Colle+McVoy has built the TapServer, a keg machine that dispenses beer. Workers simply scan their magnetic card and the machine unlocks for those who have completed all their tasks and filled out their timesheets--on time. 

Related: The New Workplace Trend: Smartphone Mini-Vacations 

 “The multi-keg beer deployment system uses RFID and custom-written software to verify whether you’ve stopped being a lazy git, finished your timesheets and earned your free pint,” reported AdWeek earlier this month.  (Hopefully most are taking public transportation!) 

This is not the only company going out of its way to motivate employees to work harder. It’s well known that companies including Google and other tech companies have free food or nap rooms available to workers. 

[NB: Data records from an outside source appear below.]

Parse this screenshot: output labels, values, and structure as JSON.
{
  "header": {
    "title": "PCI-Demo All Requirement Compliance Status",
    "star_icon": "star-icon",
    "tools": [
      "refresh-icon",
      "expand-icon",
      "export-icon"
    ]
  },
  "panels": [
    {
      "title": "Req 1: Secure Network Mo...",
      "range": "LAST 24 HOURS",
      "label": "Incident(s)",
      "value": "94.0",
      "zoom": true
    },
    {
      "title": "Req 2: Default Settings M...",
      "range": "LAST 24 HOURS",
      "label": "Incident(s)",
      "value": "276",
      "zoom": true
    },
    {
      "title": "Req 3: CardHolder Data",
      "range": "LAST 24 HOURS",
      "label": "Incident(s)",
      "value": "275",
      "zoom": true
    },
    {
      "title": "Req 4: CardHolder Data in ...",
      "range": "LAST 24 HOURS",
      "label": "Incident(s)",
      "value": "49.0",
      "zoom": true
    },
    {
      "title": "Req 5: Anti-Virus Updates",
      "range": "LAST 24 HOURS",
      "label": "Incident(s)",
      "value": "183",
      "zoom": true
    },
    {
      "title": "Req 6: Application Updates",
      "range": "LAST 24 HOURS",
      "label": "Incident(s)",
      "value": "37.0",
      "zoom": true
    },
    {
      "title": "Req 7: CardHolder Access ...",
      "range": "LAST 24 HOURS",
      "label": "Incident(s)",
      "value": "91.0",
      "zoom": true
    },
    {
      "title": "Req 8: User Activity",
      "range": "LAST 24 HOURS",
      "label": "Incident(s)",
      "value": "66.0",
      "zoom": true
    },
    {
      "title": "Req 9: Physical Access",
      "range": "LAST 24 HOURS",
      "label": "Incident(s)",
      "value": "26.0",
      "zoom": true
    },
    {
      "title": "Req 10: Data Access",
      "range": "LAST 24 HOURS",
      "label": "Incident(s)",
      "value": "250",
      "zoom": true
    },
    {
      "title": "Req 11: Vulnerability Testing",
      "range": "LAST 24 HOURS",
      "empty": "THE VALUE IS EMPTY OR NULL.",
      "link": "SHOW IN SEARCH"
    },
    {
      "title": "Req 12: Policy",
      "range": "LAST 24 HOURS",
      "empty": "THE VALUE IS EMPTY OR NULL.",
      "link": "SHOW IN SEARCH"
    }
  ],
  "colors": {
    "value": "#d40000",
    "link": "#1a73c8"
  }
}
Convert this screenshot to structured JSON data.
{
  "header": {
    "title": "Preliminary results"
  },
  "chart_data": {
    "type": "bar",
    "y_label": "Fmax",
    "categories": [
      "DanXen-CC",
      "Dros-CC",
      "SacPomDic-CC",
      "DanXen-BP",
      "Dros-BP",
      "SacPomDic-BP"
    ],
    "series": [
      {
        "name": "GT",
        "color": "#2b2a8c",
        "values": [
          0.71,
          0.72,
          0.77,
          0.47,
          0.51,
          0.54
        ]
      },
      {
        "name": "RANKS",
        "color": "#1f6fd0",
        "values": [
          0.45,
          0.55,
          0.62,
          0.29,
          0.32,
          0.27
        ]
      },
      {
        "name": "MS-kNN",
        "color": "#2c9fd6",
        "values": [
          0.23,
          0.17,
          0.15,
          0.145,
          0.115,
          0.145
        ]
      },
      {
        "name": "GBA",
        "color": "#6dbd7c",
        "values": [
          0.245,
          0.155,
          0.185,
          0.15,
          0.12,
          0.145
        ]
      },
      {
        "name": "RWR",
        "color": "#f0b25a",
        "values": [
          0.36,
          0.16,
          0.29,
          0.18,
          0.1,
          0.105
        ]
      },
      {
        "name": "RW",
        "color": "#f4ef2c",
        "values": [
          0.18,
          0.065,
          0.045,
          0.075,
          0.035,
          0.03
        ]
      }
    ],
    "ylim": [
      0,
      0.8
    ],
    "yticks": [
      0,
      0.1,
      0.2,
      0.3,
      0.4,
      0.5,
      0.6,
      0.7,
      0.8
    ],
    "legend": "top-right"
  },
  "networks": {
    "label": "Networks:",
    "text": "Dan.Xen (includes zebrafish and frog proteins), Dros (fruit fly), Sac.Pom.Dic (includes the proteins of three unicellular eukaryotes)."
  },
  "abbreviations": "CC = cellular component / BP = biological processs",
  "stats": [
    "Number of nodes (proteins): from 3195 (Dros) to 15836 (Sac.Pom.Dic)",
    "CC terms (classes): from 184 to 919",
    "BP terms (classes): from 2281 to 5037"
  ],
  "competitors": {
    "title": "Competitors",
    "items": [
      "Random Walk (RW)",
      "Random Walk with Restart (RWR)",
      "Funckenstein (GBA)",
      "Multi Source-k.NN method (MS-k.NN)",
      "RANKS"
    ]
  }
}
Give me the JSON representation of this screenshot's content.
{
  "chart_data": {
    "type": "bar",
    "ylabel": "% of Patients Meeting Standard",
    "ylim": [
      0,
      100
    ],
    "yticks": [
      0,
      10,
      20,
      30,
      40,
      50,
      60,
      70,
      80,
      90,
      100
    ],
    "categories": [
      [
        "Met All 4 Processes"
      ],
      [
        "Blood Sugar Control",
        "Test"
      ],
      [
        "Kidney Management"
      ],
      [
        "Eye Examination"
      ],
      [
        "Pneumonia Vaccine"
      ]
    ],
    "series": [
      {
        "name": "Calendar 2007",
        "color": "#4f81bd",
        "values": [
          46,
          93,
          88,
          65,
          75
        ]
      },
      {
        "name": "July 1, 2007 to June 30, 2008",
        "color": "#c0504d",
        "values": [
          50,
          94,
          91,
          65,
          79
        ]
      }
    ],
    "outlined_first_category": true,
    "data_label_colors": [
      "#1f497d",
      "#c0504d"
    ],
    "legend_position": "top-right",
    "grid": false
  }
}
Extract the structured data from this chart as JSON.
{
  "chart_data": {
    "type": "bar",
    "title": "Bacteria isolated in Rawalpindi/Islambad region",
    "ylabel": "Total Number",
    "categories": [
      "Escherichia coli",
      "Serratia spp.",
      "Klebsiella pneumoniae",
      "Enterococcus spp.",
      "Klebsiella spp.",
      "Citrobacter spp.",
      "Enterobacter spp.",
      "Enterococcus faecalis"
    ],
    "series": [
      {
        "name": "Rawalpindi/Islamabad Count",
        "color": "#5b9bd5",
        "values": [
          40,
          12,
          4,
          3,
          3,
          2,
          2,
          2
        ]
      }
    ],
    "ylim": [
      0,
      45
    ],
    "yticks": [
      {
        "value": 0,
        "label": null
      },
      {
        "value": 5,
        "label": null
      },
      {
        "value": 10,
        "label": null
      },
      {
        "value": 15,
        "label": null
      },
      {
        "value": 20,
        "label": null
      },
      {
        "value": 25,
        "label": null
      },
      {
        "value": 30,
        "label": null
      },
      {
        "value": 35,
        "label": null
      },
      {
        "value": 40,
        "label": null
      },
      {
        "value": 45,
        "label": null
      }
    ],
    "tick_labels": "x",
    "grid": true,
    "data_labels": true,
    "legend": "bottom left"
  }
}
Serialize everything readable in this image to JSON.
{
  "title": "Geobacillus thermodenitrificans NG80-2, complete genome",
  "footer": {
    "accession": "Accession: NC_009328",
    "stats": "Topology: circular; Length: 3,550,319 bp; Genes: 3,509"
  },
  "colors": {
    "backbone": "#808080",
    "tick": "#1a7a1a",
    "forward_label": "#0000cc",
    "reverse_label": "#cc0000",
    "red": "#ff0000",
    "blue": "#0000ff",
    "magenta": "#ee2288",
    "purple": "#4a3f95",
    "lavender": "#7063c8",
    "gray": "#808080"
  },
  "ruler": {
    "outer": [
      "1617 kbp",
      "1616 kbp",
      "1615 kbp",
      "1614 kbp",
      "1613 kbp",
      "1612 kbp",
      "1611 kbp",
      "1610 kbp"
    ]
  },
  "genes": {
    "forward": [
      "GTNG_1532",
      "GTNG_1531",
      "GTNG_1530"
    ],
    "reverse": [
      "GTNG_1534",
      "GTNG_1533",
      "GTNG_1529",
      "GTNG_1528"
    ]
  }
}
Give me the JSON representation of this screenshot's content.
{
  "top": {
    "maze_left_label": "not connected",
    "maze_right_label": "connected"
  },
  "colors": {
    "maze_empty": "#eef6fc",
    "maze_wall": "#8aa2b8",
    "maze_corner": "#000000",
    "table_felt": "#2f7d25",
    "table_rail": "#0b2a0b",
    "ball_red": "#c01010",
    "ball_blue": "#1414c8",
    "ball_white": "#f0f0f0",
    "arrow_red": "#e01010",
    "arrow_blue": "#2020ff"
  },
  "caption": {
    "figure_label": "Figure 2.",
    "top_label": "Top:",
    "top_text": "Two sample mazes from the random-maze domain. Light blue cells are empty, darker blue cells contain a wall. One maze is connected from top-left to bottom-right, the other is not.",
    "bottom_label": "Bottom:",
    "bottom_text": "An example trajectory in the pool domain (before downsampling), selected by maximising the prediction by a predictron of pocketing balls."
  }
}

Recently, some companies have come up with much more out-of-the-ordinary perks to motivate employees: 

Lunch in the woods. Twitter added two century-old Montana log cabins to its San Francisco headquarters in April. The cabins serve as lunchrooms and office space. 

“For Twitter, it’s just not something you can buy out of a catalog,” Olle Lundberg, whose firm designed the project, told the San Francisco Chronicle. “It helps to personalize and humanize the space.” 

Egg freezing. Apple and Facebook captured attention earlier this month when they said they would help female employees pay to freeze their eggs. 

“We want to empower women at Apple to do the best work of their lives as they care for loved ones and raise their families,” Apple said in a statement. 

Related: How Men and Women Differ in the Workplace 

Cars and diamonds. The generous boss of an Indian diamond polishing company has rewarded his more than 1,200 employees with cars, apartments and jewelry to celebrate early the Indian holiday of Diwali, the Guardian reported last week

“It’s a refund of sorts to those who have stayed with us and helped improve our products,” the CEO told the British newspaper. “I know what it is like to have needs. When a worker is happy, he can do anything at all for you.”